I don't even know how to start. There are so much to say. In the last few days I lived more than in the last year. I slept on a field, in a bus stop, in a Swiss home, in a pension, in a train station and I met "ordinary" people who helped us in need. I have to admit there is no such thing as ordinary. Every single person and every single trip is unique. We met a Christian lady with her sweet child and lovely husband, the salesman, who hitchiked to the North cap when he was young, the lady who was beaten by a psychotic but now she gained trust in people again, a guy whom we fall in love with a little, the easy going hippie who drove his truck( or his house) and I could go on. So many stories, so many lives and we met. We are in France now and we started from Budapest, what happened between is not only a travel, but life itself.

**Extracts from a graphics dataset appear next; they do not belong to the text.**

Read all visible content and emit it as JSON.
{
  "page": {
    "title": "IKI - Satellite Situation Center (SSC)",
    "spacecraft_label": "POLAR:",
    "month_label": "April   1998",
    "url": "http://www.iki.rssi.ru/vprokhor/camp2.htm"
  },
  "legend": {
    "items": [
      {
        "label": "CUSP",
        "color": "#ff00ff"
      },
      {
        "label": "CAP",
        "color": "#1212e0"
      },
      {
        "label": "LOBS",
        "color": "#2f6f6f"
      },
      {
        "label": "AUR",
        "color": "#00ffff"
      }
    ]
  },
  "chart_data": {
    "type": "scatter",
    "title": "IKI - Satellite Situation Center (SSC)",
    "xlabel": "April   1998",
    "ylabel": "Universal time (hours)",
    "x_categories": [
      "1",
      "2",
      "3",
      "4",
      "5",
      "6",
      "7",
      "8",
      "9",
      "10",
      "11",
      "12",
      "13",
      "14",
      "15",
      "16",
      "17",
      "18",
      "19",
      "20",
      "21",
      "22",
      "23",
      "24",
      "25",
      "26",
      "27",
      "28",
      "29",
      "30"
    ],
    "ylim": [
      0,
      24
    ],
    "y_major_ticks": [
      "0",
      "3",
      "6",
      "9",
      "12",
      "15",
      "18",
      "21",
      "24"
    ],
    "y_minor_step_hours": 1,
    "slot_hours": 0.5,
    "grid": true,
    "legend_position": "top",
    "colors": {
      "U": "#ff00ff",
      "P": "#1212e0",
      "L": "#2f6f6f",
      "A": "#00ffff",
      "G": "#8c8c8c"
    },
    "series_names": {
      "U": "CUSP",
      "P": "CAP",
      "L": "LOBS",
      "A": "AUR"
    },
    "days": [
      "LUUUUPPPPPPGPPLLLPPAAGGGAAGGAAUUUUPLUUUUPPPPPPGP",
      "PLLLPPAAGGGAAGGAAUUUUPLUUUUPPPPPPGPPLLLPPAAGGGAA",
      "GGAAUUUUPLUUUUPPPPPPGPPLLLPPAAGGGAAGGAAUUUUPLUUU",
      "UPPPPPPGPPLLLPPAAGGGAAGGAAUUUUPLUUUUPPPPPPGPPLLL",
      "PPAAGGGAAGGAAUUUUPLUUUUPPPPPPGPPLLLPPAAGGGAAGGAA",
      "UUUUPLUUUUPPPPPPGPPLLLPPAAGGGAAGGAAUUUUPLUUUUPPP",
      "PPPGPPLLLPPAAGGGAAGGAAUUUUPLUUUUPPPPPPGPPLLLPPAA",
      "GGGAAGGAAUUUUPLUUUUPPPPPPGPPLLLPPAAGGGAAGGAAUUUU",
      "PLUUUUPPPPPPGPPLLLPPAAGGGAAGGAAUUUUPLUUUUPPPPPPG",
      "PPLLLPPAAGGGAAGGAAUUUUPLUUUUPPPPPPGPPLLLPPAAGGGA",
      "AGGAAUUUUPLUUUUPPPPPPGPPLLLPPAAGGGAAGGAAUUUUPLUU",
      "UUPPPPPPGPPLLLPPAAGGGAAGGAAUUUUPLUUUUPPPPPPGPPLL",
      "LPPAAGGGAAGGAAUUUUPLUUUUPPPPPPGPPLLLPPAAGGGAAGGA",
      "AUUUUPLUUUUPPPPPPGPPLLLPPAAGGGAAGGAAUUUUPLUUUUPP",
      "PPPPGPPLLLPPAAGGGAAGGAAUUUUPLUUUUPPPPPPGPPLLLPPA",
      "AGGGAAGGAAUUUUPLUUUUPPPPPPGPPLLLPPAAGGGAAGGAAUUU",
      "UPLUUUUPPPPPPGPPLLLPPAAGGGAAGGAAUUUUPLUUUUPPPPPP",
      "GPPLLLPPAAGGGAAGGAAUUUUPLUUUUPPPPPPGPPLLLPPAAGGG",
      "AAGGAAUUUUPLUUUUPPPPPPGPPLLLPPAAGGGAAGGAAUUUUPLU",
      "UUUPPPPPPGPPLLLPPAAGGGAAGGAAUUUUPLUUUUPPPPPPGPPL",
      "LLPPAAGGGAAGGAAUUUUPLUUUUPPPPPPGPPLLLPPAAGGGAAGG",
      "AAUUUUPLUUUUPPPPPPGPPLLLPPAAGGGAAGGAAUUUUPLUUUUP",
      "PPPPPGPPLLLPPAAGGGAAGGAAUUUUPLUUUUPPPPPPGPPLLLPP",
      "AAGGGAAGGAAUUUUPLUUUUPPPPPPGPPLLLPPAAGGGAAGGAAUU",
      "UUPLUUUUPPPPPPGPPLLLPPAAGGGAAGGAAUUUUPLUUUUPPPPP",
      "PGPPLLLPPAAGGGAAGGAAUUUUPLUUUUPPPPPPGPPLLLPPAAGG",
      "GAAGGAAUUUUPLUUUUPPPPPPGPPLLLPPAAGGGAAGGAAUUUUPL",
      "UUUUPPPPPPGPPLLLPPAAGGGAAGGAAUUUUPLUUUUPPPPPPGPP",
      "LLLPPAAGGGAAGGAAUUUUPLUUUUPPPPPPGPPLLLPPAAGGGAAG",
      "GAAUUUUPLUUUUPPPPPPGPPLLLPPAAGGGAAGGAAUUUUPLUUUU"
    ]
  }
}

I had the feeling that whatever we did was the right thing to do . We always found our way and it seemed it is just impossible to get completely lost. We got lost, but we always found the way forward . Isn't it life? I believe hitchiking is a vulnerable situation, there is no other way, only trust. Why would I want to be vulnerable? If you ask me I say because I learn to love deeper, I learn to feel deeper and I learn to understand others and myself better, I learn to appreciate and I learn much more about life than I would ever do in school. Is it scary? In the beginning yes, but it worths every single moment.
The picture was taken in Switzerland.